We need action now, including delivery on climate finance, not more promises, pledges and plenaries.

Climate refugees

With limited progress made on loss and damage funding or climate finance, and countries therefore unable to adapt to or mitigate the impacts of climate breakdown, the issue of climate refugees must now take centre stage. Developed nations need to stop dodging the question on climate displacement. Millions of people have already been displaced and millions more will lose their homes between now and the next COP. This is not an issue that can be ignored or delayed any longer.

Climate refugees currently cannot seek legal protection and sanctuary in any country in the world, leaving them exposed to the environmental, economic, political and social impacts of climate breakdown. In 2020, 30 million people were displaced by natural disasters, yet this issue was still not on the agenda at COP26.

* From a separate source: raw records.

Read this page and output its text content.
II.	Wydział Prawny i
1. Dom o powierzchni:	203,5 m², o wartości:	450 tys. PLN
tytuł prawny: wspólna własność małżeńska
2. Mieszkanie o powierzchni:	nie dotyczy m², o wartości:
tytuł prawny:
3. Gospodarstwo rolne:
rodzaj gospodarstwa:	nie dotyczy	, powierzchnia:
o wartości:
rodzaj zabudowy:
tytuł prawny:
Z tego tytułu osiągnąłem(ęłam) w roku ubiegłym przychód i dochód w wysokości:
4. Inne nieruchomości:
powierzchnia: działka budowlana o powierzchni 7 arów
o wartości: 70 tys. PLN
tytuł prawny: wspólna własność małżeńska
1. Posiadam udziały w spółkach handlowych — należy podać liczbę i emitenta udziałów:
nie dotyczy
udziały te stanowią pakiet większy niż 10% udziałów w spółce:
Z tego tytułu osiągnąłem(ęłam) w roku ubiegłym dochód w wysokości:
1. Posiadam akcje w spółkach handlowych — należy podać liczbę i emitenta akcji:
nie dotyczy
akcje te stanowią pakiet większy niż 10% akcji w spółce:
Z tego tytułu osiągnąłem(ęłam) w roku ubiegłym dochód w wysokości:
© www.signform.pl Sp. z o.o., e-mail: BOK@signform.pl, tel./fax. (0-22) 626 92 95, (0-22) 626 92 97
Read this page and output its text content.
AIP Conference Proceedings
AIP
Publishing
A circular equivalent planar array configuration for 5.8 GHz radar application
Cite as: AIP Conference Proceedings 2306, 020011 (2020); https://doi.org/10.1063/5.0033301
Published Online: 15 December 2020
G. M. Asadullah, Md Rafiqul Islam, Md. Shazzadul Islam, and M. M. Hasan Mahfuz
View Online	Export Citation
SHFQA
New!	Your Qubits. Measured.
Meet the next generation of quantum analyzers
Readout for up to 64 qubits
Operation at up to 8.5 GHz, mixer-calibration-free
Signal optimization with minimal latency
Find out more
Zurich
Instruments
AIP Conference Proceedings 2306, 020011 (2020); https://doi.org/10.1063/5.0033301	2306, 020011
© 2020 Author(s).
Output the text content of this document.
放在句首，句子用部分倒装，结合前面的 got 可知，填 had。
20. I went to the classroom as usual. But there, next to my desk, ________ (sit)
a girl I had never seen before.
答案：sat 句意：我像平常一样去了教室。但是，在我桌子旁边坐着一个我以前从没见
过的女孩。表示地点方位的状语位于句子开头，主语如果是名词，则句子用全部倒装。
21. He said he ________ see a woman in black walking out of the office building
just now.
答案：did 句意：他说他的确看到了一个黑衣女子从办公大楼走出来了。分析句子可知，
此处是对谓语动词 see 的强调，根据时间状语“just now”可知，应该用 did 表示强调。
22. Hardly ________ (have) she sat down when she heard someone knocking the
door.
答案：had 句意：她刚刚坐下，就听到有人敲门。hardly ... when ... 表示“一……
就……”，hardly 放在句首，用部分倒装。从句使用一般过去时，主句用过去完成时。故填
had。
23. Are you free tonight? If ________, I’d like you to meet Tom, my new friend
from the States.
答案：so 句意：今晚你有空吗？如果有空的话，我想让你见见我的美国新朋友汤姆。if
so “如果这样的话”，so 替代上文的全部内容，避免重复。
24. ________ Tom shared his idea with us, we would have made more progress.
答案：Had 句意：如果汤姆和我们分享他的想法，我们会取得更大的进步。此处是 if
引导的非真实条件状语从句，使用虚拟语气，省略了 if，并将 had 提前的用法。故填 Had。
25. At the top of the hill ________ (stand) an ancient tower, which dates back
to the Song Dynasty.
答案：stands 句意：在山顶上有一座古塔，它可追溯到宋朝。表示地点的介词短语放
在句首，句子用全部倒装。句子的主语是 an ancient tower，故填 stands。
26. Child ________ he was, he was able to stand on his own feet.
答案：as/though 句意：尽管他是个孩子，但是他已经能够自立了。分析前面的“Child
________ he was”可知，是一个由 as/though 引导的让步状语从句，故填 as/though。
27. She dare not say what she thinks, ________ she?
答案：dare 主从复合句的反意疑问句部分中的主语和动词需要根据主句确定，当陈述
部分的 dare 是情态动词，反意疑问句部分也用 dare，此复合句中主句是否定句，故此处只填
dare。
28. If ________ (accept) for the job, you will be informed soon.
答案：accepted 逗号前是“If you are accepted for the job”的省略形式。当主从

We need a new international legal framework for the protection of climate refugees, separate from the 1951 Geneva Convention. Climate displacement will be a defining issue of the next decade, and we must act now to protect the dignity and human rights of these people.

Supported, not saved

Developing countries aren’t just pushing for a fair financing system from those nations overwhelmingly responsible for the crisis. They are also leading on solutions. At COP26 the Climate Vulnerability Forum (CVF) – a group of states particularly impacted by the destruction of global heating – released a new “Dhaka-Glasgow declaration”, voicing the demands of developing nations and steering negotiations at COP26. Bangladeshi Prime Minister Sheikh Hasina, current chair of the CVF, called for ambitious nationally determined contributions to emissions reductions from major greenhouse emitters, and said any pact should address existing climate-related damages, including the migrants and refugees created by environmental displacement. These countries do not need to be saved, they need to be worked with, supported and respected.

In our fight against climate breakdown, we will lose unless we unite. We cannot settle for the COP26 climate pact, and we cannot wait for COP27 to act – we need world leaders to step up and take action now.